Quelles sont les précautions mises en place pour les femmes qui font confiance à votre réseau ?

« Située en Seine-Saint-Denis, on a un médecin qui s'appelle Rada et qui a fondé une maison qui s'appelle La maison des femmes. Elle faisait de la reconstruction sur son hôpital. Donc il y a des groupes de parole et puis on propose aux femmes de se faire réparer. Mais ce n'est pas obligatoire ».




Pensez-vous que le nombre de femmes excisées va encore s’accroître ?

« Il a baissé vu que les Nations Unies ont condamné l'excision. La plupart des gouvernements la condamnent seulement. En Guinée il y a 90 % des femmes qui sont toujours excisées. La Guinée a fini par dire non à l’excision et qu’ils allaient tout faire pour empêcher l'excision mais ils n'y arrivent pas. Parce qu'effectivement, changer les mentalités, c'est dur. Ceci dit, j'ai lu récemment que les chiffres avaient baissé. Il y a 35 % des filles excisées entre 14 et 19 ans dans le monde. Alors qu’avant 45 % étaient concernées. Mais avec la pandémie, les filles comme les garçons restent beaucoup plus à la maison et les portes des maisons sont fermées donc l’excision peut se passer plus facilement. Donc je pense que les chiffres vont remonter pour l'instant ».




Comment lutter contre une éventuelle augmentation des femmes excisées?

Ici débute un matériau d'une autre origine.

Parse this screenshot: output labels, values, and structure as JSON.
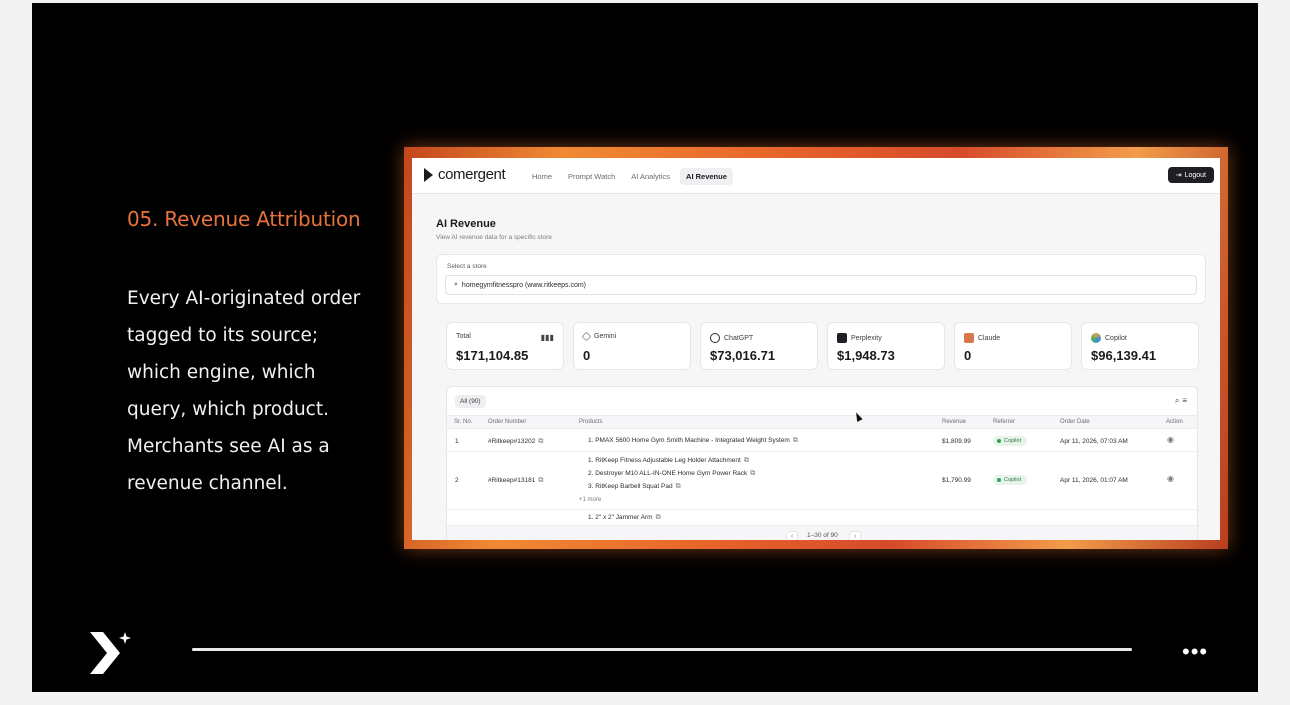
{
  "slide": {
    "heading": "05. Revenue Attribution",
    "body": "Every AI-originated order tagged to its source; which engine, which query, which product. Merchants see AI as a revenue channel.",
    "progress": 1.0
  },
  "app": {
    "brand": "comergent",
    "nav": [
      "Home",
      "Prompt Watch",
      "AI Analytics",
      "AI Revenue"
    ],
    "active_nav": "AI Revenue",
    "logout_label": "Logout",
    "title": "AI Revenue",
    "subtitle": "View AI revenue data for a specific store",
    "store_label": "Select a store",
    "store_value": "homegymfitnesspro (www.ritkeeps.com)",
    "metrics": [
      {
        "label": "Total",
        "value": "$171,104.85",
        "icon": "bar-chart-icon",
        "color": "#444444"
      },
      {
        "label": "Gemini",
        "value": "0",
        "icon": "gemini-icon",
        "color": "#7a7a82"
      },
      {
        "label": "ChatGPT",
        "value": "$73,016.71",
        "icon": "chatgpt-icon",
        "color": "#2a2a30"
      },
      {
        "label": "Perplexity",
        "value": "$1,948.73",
        "icon": "perplexity-icon",
        "color": "#1f1f23"
      },
      {
        "label": "Claude",
        "value": "0",
        "icon": "claude-icon",
        "color": "#d9774b"
      },
      {
        "label": "Copilot",
        "value": "$96,139.41",
        "icon": "copilot-icon",
        "color": "#e0a040"
      }
    ],
    "table": {
      "filter_label": "All (90)",
      "headers": [
        "Sr. No.",
        "Order Number",
        "Products",
        "Revenue",
        "Referrer",
        "Order Date",
        "Action"
      ],
      "rows": [
        {
          "sr": "1",
          "order": "#Ritkeep#13202",
          "products": [
            "1. PMAX 5600 Home Gym Smith Machine - Integrated Weight System"
          ],
          "more": "",
          "revenue": "$1,809.99",
          "referrer": "Copilot",
          "date": "Apr 11, 2026, 07:03 AM"
        },
        {
          "sr": "2",
          "order": "#Ritkeep#13181",
          "products": [
            "1. RitKeep Fitness Adjustable Leg Holder Attachment",
            "2. Destroyer M10 ALL-IN-ONE Home Gym Power Rack",
            "3. RitKeep Barbell Squat Pad"
          ],
          "more": "+1 more",
          "revenue": "$1,790.99",
          "referrer": "Copilot",
          "date": "Apr 11, 2026, 01:07 AM"
        },
        {
          "sr": "",
          "order": "",
          "products": [
            "1. 2\" x 2\" Jammer Arm"
          ],
          "more": "",
          "revenue": "",
          "referrer": "",
          "date": ""
        }
      ],
      "pagination": "1–30 of 90"
    }
  }
}
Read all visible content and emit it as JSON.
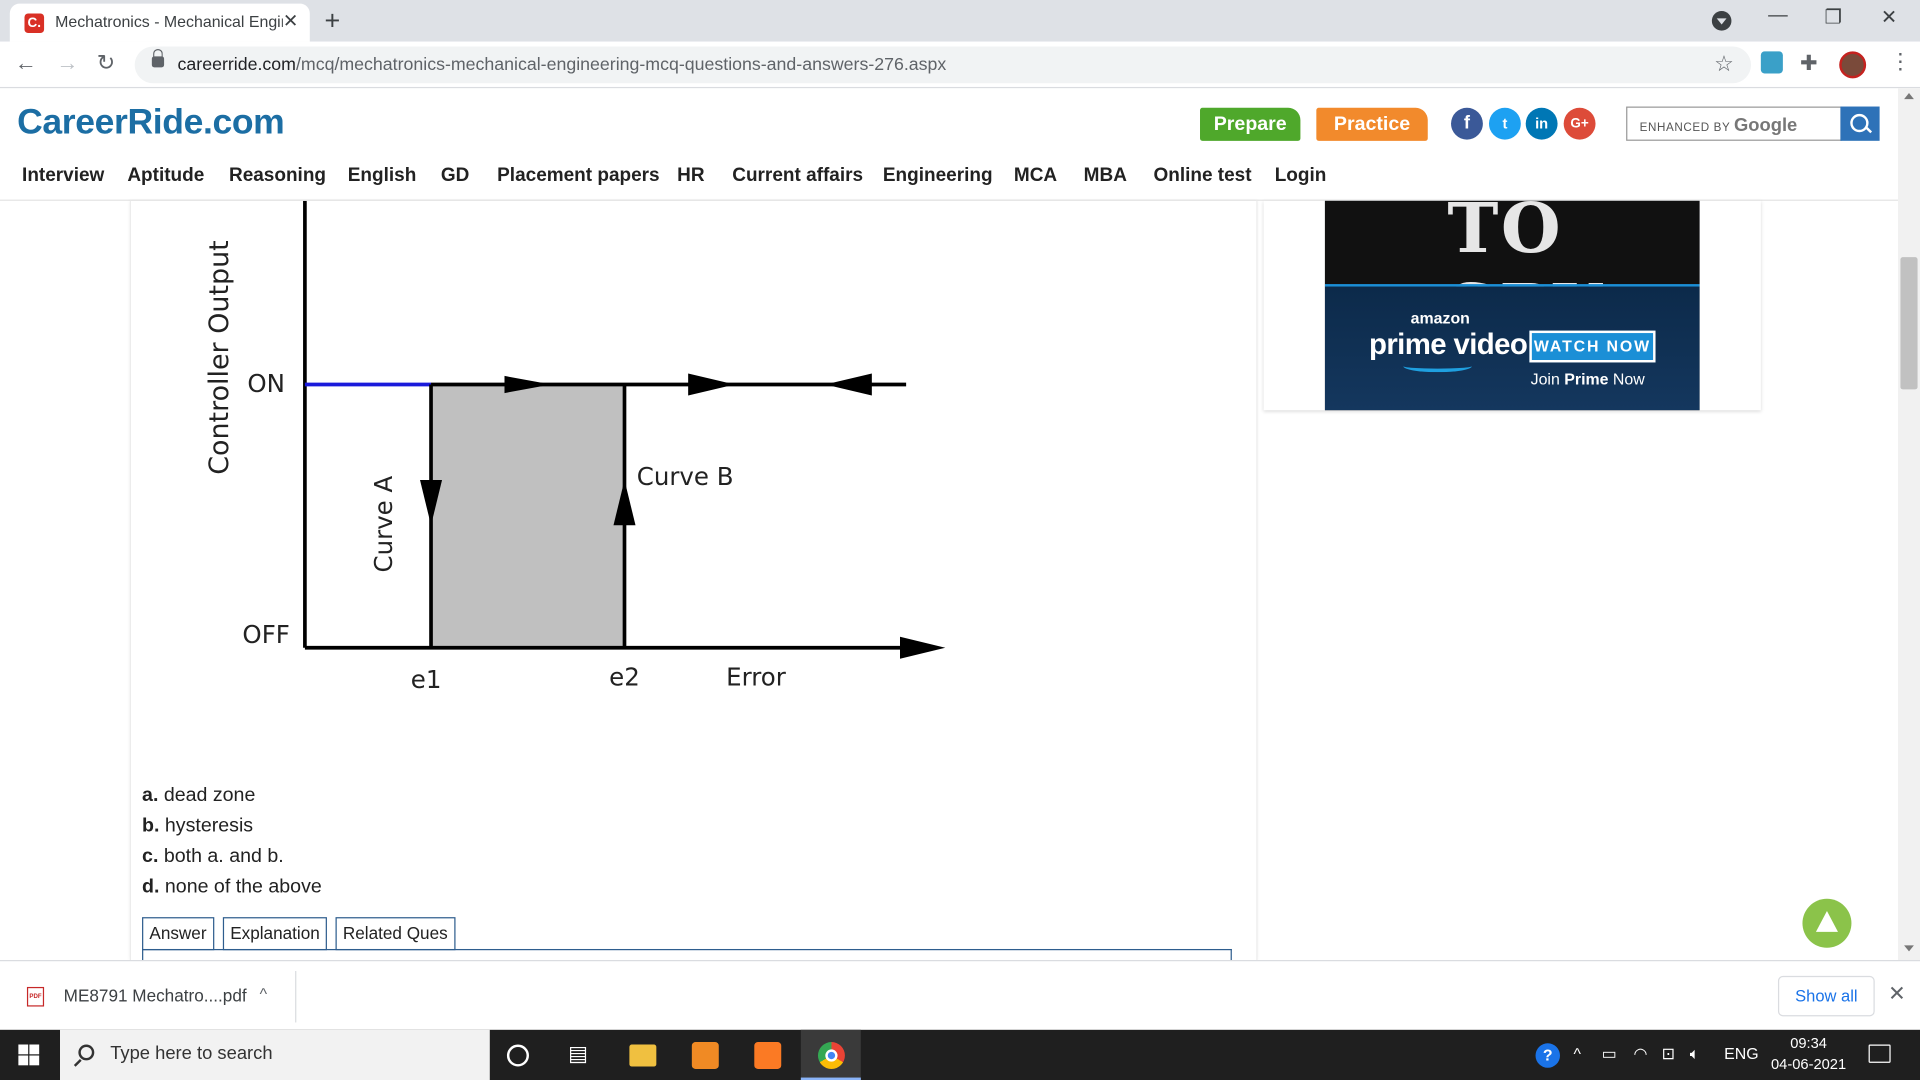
{
  "browser": {
    "tab_title": "Mechatronics - Mechanical Engin",
    "tab_favicon": "C.",
    "url_host": "careerride.com",
    "url_path": "/mcq/mechatronics-mechanical-engineering-mcq-questions-and-answers-276.aspx"
  },
  "site": {
    "logo": "CareerRide.com",
    "prepare_label": "Prepare",
    "practice_label": "Practice",
    "social": [
      "f",
      "t",
      "in",
      "G+"
    ],
    "search_placeholder_prefix": "ENHANCED BY",
    "search_placeholder_brand": "Google",
    "menu": [
      "Interview",
      "Aptitude",
      "Reasoning",
      "English",
      "GD",
      "Placement papers",
      "HR",
      "Current affairs",
      "Engineering",
      "MCA",
      "MBA",
      "Online test",
      "Login"
    ]
  },
  "diagram": {
    "y_axis_label": "Controller Output",
    "on_label": "ON",
    "off_label": "OFF",
    "e1_label": "e1",
    "e2_label": "e2",
    "x_axis_label": "Error",
    "curve_a": "Curve A",
    "curve_b": "Curve B"
  },
  "question": {
    "options": [
      {
        "letter": "a.",
        "text": "dead zone"
      },
      {
        "letter": "b.",
        "text": "hysteresis"
      },
      {
        "letter": "c.",
        "text": "both a. and b."
      },
      {
        "letter": "d.",
        "text": "none of the above"
      }
    ],
    "tabs": [
      "Answer",
      "Explanation",
      "Related Ques"
    ]
  },
  "ad": {
    "headline_fragment": "TO SPY",
    "brand_small": "amazon",
    "brand_big": "prime video",
    "cta": "WATCH NOW",
    "join_prefix": "Join ",
    "join_bold": "Prime",
    "join_suffix": " Now"
  },
  "downloads": {
    "file_name": "ME8791 Mechatro....pdf",
    "show_all": "Show all"
  },
  "taskbar": {
    "search_placeholder": "Type here to search",
    "lang": "ENG",
    "time": "09:34",
    "date": "04-06-2021"
  },
  "colors": {
    "brand_blue": "#1c6ea4",
    "prepare_green": "#4fa82b",
    "practice_orange": "#f28a2c",
    "hysteresis_fill": "#c0c0c0",
    "on_line_blue": "#1a1adb"
  }
}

« Continuer ce qu'on fait, continuer la sensibilisation, et l'information. L'information, c'est important. Je me souviens d'un petit film, ou une femme de l’Afrique de l’Est qui vivait à Londres luttait contre les mutilations sexuelles. Cette femme avait fait un entrejambe en pâte à modeler et elle montrait aux hommes comment se déroulait l’excision. Elle coupait un peu le clitoris, elle écartait les grandes lèvres et soudainement les hommes mettaient leurs mains devant leurs yeux et ne voulaient pas voir ce qu'il se passait. Donc je pense que ces hommes-là ne le feront pas à leur fille parce qu'ils ont été sensibilisés ».




Selon vous, quelle serait la meilleure solution pour stopper l’augmentation des excisions ?

« Les gouvernements devraient s'impliquer plus parce qu’ils se contentent de mettre des panneaux alors que les associations sont toujours sur le terrain, c’est leur boulot d'aller dans les villages, de parler aux femmes et d’expliquer aux hommes. Une de mes phrases préférées est "quand on veut, on peut". Mais visiblement les gouvernements ne le veulent pas assez ».